The Knife and Fork

One man's opinion on cooking (and drinking)

Wednesday, December 17, 2008

Side Dish - Roasted Tomatoes and Onions

A recent evening I had two beautiful pork rib chops slated for dinner but really didn't know what to serve with them. The wife was dead set on making polenta with a tomato mushroom ragout to go with them, but that was almost a standalone dish. I wanted something to complement the pork chops without being too heavy-handed. Taking a cue from mother, I used what I had on hand - a pile of marginal tomatoes and an onion. I simply halved the tomatoes and sliced the onions in slivers, tossed them all with olive oil, salt and pepper and roasted them at 400 degrees while making the pork chops. I seared the chops in a cast iron pan and finished them in the oven with the tomato/onion mixture.

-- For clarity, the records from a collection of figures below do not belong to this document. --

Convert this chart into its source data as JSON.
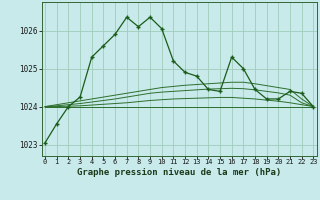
{
  "title": "Graphe pression niveau de la mer (hPa)",
  "background_color": "#c8eaea",
  "grid_color": "#a0ccbb",
  "line_color_main": "#1a5c1a",
  "line_color_flat": "#2d6e2d",
  "x_labels": [
    "0",
    "1",
    "2",
    "3",
    "4",
    "5",
    "6",
    "7",
    "8",
    "9",
    "10",
    "11",
    "12",
    "13",
    "14",
    "15",
    "16",
    "17",
    "18",
    "19",
    "20",
    "21",
    "22",
    "23"
  ],
  "ylim": [
    1022.7,
    1026.75
  ],
  "yticks": [
    1023,
    1024,
    1025,
    1026
  ],
  "series_main": [
    1023.05,
    1023.55,
    1024.0,
    1024.25,
    1025.3,
    1025.6,
    1025.9,
    1026.35,
    1026.1,
    1026.35,
    1026.05,
    1025.2,
    1024.9,
    1024.8,
    1024.45,
    1024.4,
    1025.3,
    1025.0,
    1024.45,
    1024.2,
    1024.2,
    1024.4,
    1024.35,
    1024.0
  ],
  "series_flat1": [
    1024.0,
    1024.05,
    1024.1,
    1024.15,
    1024.2,
    1024.25,
    1024.3,
    1024.35,
    1024.4,
    1024.45,
    1024.5,
    1024.53,
    1024.56,
    1024.58,
    1024.6,
    1024.62,
    1024.64,
    1024.64,
    1024.6,
    1024.55,
    1024.5,
    1024.45,
    1024.2,
    1024.0
  ],
  "series_flat2": [
    1024.0,
    1024.02,
    1024.05,
    1024.08,
    1024.12,
    1024.16,
    1024.2,
    1024.25,
    1024.3,
    1024.35,
    1024.38,
    1024.4,
    1024.42,
    1024.44,
    1024.46,
    1024.47,
    1024.48,
    1024.47,
    1024.44,
    1024.4,
    1024.36,
    1024.3,
    1024.1,
    1024.0
  ],
  "series_flat3": [
    1024.0,
    1024.0,
    1024.01,
    1024.02,
    1024.04,
    1024.06,
    1024.08,
    1024.1,
    1024.13,
    1024.16,
    1024.18,
    1024.2,
    1024.21,
    1024.22,
    1024.23,
    1024.24,
    1024.24,
    1024.22,
    1024.2,
    1024.17,
    1024.14,
    1024.1,
    1024.05,
    1024.0
  ],
  "series_base": [
    1024.0,
    1024.0,
    1024.0,
    1024.0,
    1024.0,
    1024.0,
    1024.0,
    1024.0,
    1024.0,
    1024.0,
    1024.0,
    1024.0,
    1024.0,
    1024.0,
    1024.0,
    1024.0,
    1024.0,
    1024.0,
    1024.0,
    1024.0,
    1024.0,
    1024.0,
    1024.0,
    1024.0
  ]
}
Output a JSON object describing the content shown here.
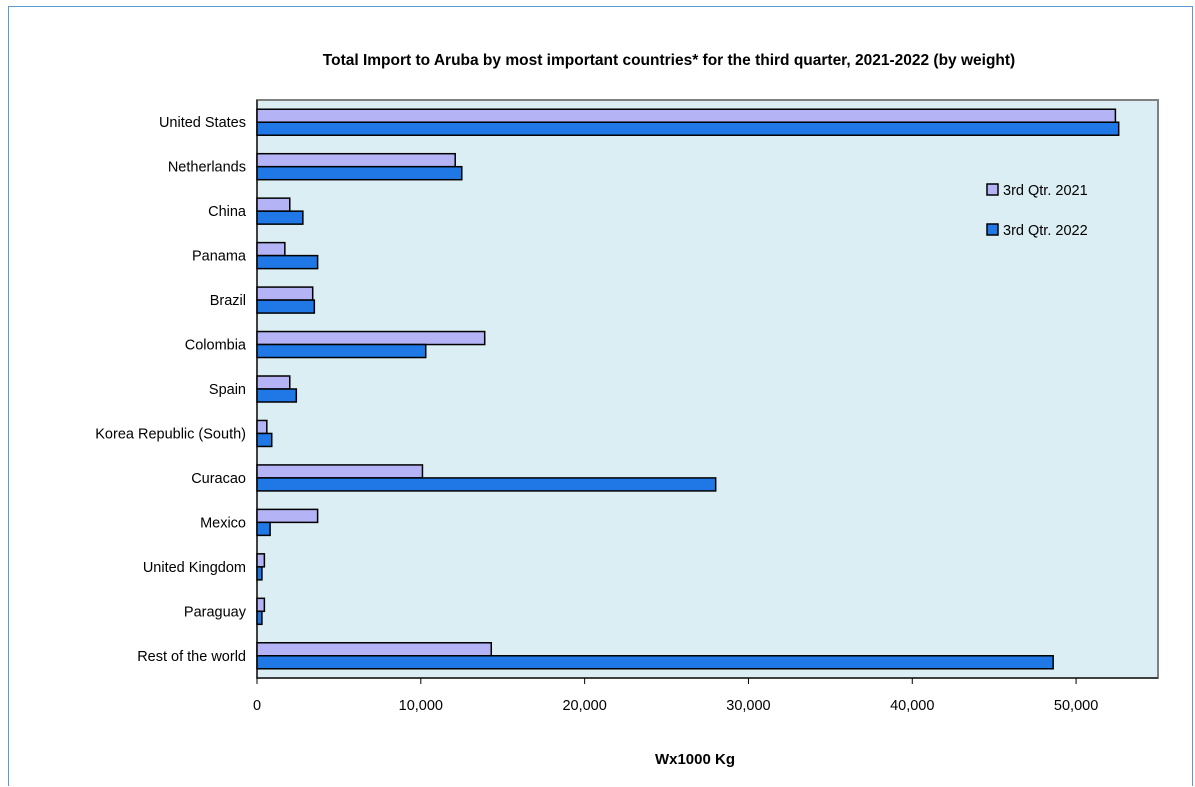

The sheet pan may look like hell but look at those stunning chops.
I pulled the tomatoes and onions when they were clearly caramelized and let them rest while I finished the chops. The chops were done when I pushed on them with my finger and they stopped yielding. Nothing is worse than a dry pork chop. I placed a bed of arugula on the plate for the chops to rest on and topped them with the tomato-onion mixture. The juices the chops yield while resting wilted the arugula and made an additional sauce that went great with the tomato-onion topping. Mother would be proud.
This would also be good with a chicken breast or firm white fish.